The development of the theory and technology of radio location indicates the need to solve problems of radar recognition of targets by spatial parameters. This is due to the need to provide in promising radar stations (complexes) with a software overview of the required resolution to obtain three-dimensional images in all spatial coordinates.
 The task of radar targets recognition, which is to assign the observed objects to the appropriate classes and types, is of considerable and growing interest. Different classes (types) of targets make up a certain alphabet, the choice of which determines not only the effectiveness of the use of recognition, but also the difficulties that arise in its implementation.
 Currently, there are a large number of radar recognition algorithms. They differ in the stages of decision-making, the degree and nature of accounting for statistics of signs, obstacles and signals. Due to the fact that the secondary emission pattern of extended targets is multi-lobed, statistical algorithms are preferred.
 The information used for radar recognition is contained in the set of received radar signals. However, most often for target recognition certain measured target features are used, which are compared in accordance with the recognition algorithms with known (reference) features.

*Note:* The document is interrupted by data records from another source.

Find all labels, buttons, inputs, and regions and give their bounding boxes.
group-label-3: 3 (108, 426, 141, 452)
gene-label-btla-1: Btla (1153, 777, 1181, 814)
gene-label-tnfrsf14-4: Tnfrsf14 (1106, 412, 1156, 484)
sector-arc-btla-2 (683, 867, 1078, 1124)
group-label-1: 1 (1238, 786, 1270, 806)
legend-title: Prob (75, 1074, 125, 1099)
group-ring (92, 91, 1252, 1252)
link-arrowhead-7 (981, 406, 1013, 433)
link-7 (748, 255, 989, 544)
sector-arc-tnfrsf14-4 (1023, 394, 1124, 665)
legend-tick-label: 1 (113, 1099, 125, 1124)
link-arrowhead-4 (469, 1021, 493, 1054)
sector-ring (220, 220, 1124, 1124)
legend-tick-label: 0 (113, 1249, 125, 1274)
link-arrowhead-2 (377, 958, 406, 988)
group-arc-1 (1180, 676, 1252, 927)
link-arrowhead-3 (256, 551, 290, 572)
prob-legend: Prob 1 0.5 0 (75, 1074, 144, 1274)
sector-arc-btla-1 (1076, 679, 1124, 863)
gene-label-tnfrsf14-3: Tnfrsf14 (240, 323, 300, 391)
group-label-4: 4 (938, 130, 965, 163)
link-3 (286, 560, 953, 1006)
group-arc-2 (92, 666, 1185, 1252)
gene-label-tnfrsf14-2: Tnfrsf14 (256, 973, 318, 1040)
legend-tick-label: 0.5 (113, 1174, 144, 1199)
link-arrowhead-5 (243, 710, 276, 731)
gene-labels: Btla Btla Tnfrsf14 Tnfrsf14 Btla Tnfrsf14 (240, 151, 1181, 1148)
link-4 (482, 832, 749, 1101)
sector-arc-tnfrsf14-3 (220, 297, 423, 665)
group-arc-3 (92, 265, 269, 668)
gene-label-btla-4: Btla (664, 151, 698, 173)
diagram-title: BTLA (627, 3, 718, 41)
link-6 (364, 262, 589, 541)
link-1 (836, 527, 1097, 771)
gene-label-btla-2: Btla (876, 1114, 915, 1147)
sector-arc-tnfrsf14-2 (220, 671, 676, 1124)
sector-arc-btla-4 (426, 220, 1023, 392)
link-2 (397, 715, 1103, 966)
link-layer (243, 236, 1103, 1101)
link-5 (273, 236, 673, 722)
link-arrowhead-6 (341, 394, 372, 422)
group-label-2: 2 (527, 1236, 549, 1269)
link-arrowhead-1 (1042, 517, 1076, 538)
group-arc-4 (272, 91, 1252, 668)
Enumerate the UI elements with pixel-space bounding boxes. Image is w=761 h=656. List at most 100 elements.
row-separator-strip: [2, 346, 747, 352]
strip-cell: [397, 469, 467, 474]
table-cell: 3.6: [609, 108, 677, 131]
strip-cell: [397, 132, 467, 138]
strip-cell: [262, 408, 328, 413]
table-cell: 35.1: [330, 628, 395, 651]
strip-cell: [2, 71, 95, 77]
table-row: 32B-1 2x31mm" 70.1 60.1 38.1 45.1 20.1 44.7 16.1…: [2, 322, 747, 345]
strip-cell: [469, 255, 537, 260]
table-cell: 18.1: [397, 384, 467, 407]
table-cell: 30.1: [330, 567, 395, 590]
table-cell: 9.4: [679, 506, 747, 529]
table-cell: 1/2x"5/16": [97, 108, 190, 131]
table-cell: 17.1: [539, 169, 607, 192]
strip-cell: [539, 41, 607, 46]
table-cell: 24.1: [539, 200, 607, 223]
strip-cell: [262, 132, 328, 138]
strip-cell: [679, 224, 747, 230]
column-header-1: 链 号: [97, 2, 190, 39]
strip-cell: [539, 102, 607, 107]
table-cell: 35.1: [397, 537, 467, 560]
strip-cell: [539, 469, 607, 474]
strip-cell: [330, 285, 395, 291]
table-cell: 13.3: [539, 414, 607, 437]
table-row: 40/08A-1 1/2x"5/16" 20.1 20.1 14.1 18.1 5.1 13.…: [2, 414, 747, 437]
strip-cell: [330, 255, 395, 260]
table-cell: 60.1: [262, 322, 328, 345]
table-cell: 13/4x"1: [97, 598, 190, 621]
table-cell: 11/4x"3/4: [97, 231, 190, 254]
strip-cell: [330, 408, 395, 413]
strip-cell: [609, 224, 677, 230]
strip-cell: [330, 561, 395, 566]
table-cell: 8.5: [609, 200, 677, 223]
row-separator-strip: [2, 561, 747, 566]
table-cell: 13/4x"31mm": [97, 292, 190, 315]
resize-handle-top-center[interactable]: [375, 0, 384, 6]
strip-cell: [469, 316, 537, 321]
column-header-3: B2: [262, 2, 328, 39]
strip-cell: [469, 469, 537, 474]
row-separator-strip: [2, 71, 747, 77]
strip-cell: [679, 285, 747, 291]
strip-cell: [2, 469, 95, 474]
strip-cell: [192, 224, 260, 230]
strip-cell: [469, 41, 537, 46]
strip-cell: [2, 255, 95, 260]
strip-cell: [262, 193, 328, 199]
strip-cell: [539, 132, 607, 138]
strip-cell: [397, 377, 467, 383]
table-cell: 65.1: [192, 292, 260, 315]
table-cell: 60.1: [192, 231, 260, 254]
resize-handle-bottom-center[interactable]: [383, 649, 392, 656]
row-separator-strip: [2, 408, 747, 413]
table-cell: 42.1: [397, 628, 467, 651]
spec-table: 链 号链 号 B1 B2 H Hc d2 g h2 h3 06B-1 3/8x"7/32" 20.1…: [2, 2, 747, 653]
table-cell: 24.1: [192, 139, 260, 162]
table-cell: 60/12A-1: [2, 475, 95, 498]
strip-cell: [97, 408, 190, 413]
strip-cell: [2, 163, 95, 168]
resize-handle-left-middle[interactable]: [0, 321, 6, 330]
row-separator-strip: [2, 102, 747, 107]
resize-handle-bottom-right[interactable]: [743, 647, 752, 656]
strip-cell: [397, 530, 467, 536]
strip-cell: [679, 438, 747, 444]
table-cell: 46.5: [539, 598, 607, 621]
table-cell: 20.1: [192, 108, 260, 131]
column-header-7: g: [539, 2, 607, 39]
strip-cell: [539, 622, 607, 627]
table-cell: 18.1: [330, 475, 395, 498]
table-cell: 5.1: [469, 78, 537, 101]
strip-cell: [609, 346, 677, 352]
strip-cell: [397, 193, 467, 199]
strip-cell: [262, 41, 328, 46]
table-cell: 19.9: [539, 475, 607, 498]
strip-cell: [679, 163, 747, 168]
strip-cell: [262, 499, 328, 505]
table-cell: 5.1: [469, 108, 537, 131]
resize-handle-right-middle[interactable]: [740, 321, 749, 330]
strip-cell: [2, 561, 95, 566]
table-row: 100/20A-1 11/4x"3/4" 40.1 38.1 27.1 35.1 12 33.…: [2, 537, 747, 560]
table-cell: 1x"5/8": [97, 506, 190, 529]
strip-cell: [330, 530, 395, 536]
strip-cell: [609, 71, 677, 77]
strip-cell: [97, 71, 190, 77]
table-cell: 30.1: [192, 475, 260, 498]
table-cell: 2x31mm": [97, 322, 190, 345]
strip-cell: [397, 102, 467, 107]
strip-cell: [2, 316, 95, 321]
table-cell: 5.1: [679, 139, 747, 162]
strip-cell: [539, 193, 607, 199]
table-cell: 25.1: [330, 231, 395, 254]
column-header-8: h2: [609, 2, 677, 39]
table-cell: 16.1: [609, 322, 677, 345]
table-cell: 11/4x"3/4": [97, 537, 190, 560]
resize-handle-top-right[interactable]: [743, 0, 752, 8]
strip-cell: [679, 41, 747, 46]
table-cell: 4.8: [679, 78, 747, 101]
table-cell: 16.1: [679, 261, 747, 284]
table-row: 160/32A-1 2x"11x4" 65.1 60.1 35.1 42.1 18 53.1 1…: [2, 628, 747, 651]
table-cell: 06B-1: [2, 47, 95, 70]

 The choice of recognition features is usually made heuristically. This set of parameters does not always allow providing the required quality of recognition. The synthesized algorithms work unstable or require unreasonably large computational costs due to a significant increase in the dimensionality of the feature space.
 Analysis of known radar recognition algorithms of extended targets shows that they were developed under significant constraints.
 At present, the tasks of point targets radar surveillance are most fully solved. The tasks of processing signals reflected from bodies of complex shape, given the difficulties of their formulation and solution are not fully explored.
 It is promising to consider a set of radar surveillance tasks and the criteria used in them as a multicriteria task, the solution of which is associated with vector optimization of the location system as a whole.